Disorder in financial markets gradually cast a shadow on the U.S. real economy as a result of tighter restrictions on credit. In addition, the yen began rising against the dollar in currency exchange markets in the autumn of 2007, becoming yet another cause of deteriorating financial results for Japanese manufacturers on top of higher crude oil and raw material costs and the slowdown of the U.S. economy.

It was under these circumstances that in its consolidated results for fiscal year 2007 (ended March 2008), TMC reported global retail sales of 9.43 million units, a 4.7% year-on-year increase and net revenues of an all-time high of 26.289 trillion yen, a 9.8% year-on-year increase. Operating income was 2.27 trillion yen and net income was 1.717 trillion yen, both historical highs, but the rates of increase were just 1.4% for operating income and 4.5% for net income.
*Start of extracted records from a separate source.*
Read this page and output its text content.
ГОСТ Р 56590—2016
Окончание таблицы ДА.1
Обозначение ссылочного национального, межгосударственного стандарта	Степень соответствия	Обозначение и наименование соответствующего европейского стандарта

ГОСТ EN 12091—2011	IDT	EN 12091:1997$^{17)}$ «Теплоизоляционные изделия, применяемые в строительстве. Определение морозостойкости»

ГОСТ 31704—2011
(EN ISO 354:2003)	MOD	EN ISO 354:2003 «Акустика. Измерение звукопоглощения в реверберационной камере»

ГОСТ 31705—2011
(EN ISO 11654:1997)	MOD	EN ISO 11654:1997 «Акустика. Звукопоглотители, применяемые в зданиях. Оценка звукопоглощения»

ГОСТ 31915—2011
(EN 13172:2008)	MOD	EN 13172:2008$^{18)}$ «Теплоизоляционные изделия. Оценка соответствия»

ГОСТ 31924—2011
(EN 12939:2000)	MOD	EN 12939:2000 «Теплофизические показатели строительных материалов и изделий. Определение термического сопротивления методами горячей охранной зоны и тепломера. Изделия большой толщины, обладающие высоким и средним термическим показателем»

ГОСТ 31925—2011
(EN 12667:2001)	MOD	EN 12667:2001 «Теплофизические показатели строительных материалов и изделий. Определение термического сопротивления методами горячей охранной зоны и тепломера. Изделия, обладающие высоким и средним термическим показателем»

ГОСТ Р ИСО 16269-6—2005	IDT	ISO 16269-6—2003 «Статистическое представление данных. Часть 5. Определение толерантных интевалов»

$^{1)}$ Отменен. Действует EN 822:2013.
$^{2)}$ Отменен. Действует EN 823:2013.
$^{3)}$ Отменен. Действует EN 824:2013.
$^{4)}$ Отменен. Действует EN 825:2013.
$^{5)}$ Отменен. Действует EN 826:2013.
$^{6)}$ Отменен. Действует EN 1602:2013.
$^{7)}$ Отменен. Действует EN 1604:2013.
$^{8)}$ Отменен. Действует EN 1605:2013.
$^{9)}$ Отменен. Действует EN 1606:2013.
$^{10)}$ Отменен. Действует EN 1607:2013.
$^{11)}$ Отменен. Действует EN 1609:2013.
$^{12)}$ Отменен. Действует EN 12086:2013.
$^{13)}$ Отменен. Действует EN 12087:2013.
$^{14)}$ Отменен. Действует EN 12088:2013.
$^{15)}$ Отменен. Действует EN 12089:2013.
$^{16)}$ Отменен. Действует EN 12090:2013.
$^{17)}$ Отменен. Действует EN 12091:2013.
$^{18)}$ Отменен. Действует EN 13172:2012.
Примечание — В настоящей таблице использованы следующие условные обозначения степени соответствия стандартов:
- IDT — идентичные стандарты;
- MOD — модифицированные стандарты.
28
The environment in which higher sales did not lead to higher earnings was becoming even more severe.

Starting in the second half of fiscal year 2007 (ended March 2008), the slowdown of developed country economies, particularly the United States, and the isolated rise of the yen compared to other currencies caused further harm to TMC's profitability. The impact was especially prominent in the fourth quarter when operating income from North America, a major source of earnings, fell into the red. North America's share of operating income by overseas region plunged from 57% for the previous fiscal year to 36%, a portent of the impending crisis.

The forecast for fiscal year 2008 (ended March 2009) consolidated financial results, released at the time of announcement of the financial results for fiscal year 2007 (ended March 2008), reflected the increasingly harsh business environment. TMC, in a forecast outlining reduced income and reduced profit, projected that net revenues would fall 4.9% year-on-year to 25 trillion yen. In addition, the high value of the yen was expected to trim operating income by 690 billion yen, brining it down 29.5% to 1.6 trillion yen, and net income was expected to decline by 27.2% to 1.25 trillion yen, both indicating a large expected drop in profit. Because of the subsequent outbreak of a global financial crisis and further increases in the value of the yen, however, TMC later had to make three major downward revisions to this forecast.